In Section 4.4 we already discussed the influence of free input values. Model checking carries the idea of free inputs to an extreme: each input value for each time step (up to a specified time step bound) is a free input value. As a consequence, model checking is the most accurate, but also the computationally most expensive way to approach a soft error-analysis.

OpenSEA is capable of analyzing a circuit in a full model-checking mode, meaning that no concrete input values in a test case are used. Each mode that supports free inputs can be used for that.

Since most model checkers are highly optimized, this section shows results of a model checker (namely BLIMC) as well. For this purpose, we wrote a small tool (AlarmToMC) which converts a circuit with protection logic to a model-checking problem, which again is a special type of circuit. Model checkers typically take a circuit with exactly one output and try to find an input sequence which sets this error-output to true.

Figure 9 illustrates the enormous differences in execution time between a model-checking approach (using BLIMC and our STLA 1) and concrete input values only (STLA 0).

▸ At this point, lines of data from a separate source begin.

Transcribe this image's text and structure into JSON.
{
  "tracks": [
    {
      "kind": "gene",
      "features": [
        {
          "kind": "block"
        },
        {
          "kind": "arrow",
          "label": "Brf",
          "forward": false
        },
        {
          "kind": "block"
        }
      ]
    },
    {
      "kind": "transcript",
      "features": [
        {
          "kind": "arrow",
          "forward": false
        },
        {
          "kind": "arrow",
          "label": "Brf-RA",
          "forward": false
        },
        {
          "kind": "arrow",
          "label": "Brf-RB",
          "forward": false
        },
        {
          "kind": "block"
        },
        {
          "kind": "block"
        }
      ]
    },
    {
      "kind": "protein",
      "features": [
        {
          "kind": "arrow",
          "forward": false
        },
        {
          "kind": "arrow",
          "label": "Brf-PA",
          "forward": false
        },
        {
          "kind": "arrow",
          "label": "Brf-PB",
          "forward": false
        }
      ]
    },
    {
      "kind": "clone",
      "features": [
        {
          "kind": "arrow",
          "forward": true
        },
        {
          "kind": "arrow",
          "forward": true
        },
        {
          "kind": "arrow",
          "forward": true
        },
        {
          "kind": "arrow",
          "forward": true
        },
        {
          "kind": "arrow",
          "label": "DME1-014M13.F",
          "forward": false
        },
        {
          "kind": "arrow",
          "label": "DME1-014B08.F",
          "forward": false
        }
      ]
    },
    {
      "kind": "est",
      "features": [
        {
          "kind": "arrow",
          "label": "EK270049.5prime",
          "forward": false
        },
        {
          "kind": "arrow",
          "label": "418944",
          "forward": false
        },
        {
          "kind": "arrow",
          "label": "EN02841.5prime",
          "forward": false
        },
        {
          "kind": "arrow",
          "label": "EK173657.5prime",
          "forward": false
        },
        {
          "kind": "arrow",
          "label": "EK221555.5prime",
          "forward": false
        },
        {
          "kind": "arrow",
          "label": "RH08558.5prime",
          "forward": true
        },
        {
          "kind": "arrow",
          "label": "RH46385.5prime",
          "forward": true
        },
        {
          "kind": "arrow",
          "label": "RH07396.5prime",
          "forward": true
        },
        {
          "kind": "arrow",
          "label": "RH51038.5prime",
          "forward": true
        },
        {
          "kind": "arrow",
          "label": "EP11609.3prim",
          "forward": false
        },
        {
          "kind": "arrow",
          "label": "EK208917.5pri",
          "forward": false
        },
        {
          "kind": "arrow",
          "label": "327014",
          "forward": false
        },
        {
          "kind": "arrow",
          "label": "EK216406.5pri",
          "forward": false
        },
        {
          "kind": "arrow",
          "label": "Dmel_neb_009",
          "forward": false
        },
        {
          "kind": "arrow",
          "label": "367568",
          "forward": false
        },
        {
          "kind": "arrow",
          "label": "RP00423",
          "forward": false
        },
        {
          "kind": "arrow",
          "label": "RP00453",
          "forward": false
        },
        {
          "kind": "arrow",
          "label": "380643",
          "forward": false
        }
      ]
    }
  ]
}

#### Model Checking Results

100% protected - 15 time steps - BLIMC & STLA 1: full MC - STLA 0: concrete inputs only



Figure 9: Both BLIMC model-checking for 15 time steps and STLA 1 with 15 time steps of only free inputs try out all possible input combinations, whereas STLA 0 uses only one concrete test case with a length of 15 time steps.

## 5 Conclusion

Summing up the results, it can be concluded that symbolic algorithms like STLA scale better when it comes to free input values, whereas an analysis using concrete test-cases is carried out best with a simple simulation based approach (SIM) due to the lower computational overhead. In any case, concrete input values can be processed faster than free input values. The results indicate that our STLA algorithm with free input values seems to be a good compromise between a simulation based- and a full model-checking approach. The execution time for SIM grows only linearly for an increasing test case length, with STLA, it increases faster. Computing an unsatisfiable cores for longer test cases might be beneficial.